Turning Left.

“This way! This way, over here!”

I could see the frantic full-body gestures from the staff member through the windshield as I pulled off Benning Road into the gravel lot. As if on cue, radio traffic from Engine 10 shot through my vehicle, confirming CPR was in-progress.

I mean, hey, it’s your golf course. 

I shrugged at him as I nudged the Tahoe back into gear, and started off down the middle of the eleventh fairway with the ambulance right behind me.

Your move, groundskeeper.


An otherwise idyllic summer golf threesome was darkened when one of them collapsed under the stress of a birdie putt (yes, I remember this; for whatever reason, one of the group mentioned it while we were still on-scene). 

To their credit, his friends checked for a pulse, found none, and started chest compressions. Good on ’em—they just had no way of knowing what the real issue was. It wasn’t so much that his heart wasn’t beating, it’s that it was going too fast. Like, hummingbird-on-cocaine fast. You see, when your heart decides it wants to beat 240 times a minute instead of the usual, life-sustaining intrinsic rate, red stuff doesn’t go where it needs to go.

This, of course, is bad.

Unconscious as the 58-year-old was when we arrived, the monitor eventually told us that his heart had two modes: 150-ish beats per minute, or 230-ish beats per minute.

Intermittent, unpredictable, and problematic.

On the lower end of the spectrum, enough blood managed to get to his brain to make him (understandably) uncomfortable, evident by his violent thrashing and moaning.
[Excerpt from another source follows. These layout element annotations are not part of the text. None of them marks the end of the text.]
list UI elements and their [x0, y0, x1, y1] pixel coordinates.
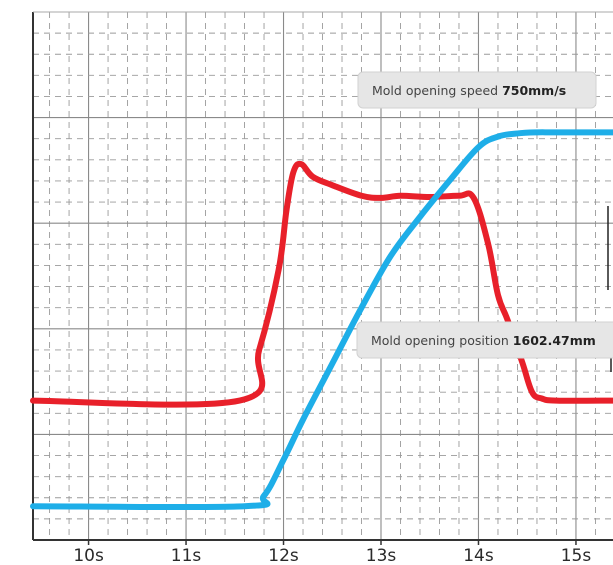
series — [30, 129, 613, 511]
x-tick-label: 12s — [268, 546, 299, 565]
tooltip-text: Mold opening speed 750mm/s — [372, 83, 566, 98]
tooltip-speed: Mold opening speed 750mm/s — [357, 71, 597, 109]
tooltip-value: 750mm/s — [502, 83, 566, 98]
x-tick-label: 14s — [463, 546, 494, 565]
series-line-position — [30, 129, 613, 511]
tooltips: Mold opening speed 750mm/s Mold opening p… — [356, 71, 613, 359]
tooltip-position: Mold opening position 1602.47mm — [356, 321, 613, 359]
tooltip-value: 1602.47mm — [513, 333, 596, 348]
tooltip-box — [356, 321, 613, 359]
axes — [32, 11, 613, 541]
x-tick-label: 15s — [561, 546, 592, 565]
series-line-speed — [30, 160, 613, 408]
tooltip-label: Mold opening position — [371, 333, 513, 348]
x-tick-label: 11s — [171, 546, 202, 565]
x-tick-labels: 10s 11s 12s 13s 14s 15s — [73, 540, 591, 565]
tooltip-box — [357, 71, 597, 109]
x-tick-label: 10s — [73, 546, 104, 565]
x-tick-label: 13s — [366, 546, 397, 565]
tooltip-text: Mold opening position 1602.47mm — [371, 333, 596, 348]
tooltip-label: Mold opening speed — [372, 83, 502, 98]
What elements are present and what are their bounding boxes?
Once it kicked back into high gear, he slumped back onto the stretcher.

     “We have a lovely menu today, sir. Your choices are pharmacology, or electricity. A la carte options include benzodiazepines for sedation, if time permits.”

     “Hmm… since his blood pressure sucks, he’s sweaty and pale, and IV access is still in-progress… I think I’ll have the salmon.

     I mean, synchronized electrical cardioversion. Silly me.”

Not having the time to debate the merits of Tesla versus Edison and their current impact on this gentleman’s future, I instead slapped the defibrillator pads on his chest and fiddled with the settings knob.

This is gonna hurt, bro. Sorry in advance.

Three lovely doses of electricity later (and plenty of Versed for sedation between the first and second… I’m not a sadist, after all), his heart decided to head back to normalcy as we pulled into the hospital.

As I finished my report and climbed back into my vehicle, I had to laugh—both my car and Ambulance 18 still had some nicely-manicured turf in the wheel wells.


In June of this year, I was officially promoted from Firefighter/Paramedic to EMS Captain/Supervisor. Needless to say, I was quite excited for the new position and all that it entailed, and I remain extremely happy with my situation. However, I had previously told myself that when I was promoted, I would take a long hiatus from posting here. This was to allow me to focus on figuring out my new role, my new battalion, and becoming comfortable enough to perform the job well without any distractions such as this.

Having taken said break, I now feel that it is appropriate to continue posting. Plus, I do miss writing.

This drastic change means two things. Since I am not currently performing any firefighting duties while in this position of medical supervision, I won’t have any new delightful tales of being somewhere hot and smoky (I know, I’m kinda bummed out about it). However, on the flip side, one of the best aspects of this new position is that I feel like I really get to practice medicine again. The city’s EMS Supervisors, in their own little SUVs crammed to the gills with medical equipment, usually end up on the serious stuff—shootings, stabbings, electrocutions, even some of the bigger rescue incidents. It’s like the best paramedic job ever, with the occasional errand or administrative headache thrown in, to keep you on your toes.

I feel like a clinician again… which reminds me why I became a paramedic in the first place.


Ever since moving out of D.C. and into suburban Virginia, my morning drive to work takes me up I-295 into the city. I’ve always taken the exit for the 11th Street Bridge, as a right turn puts me on MLK Jr. Ave, around the corner from Engine 15.

But I’m not assigned there any more. EMS2 is housed at Engine 8, back on the other side of the river. And some days I do miss the backstep of 15. Some days I miss my old crew, my old firehouse, my old everything. But it comes time for everyone to move on, to move up, to experience change and growth.

So now, in the dark of early morning, with the river looming silent and black beneath the bridge, I turn left.

I turn left and head into Capitol Hill, snaking my way towards the new firehouse and wondering what the city has in store for me today.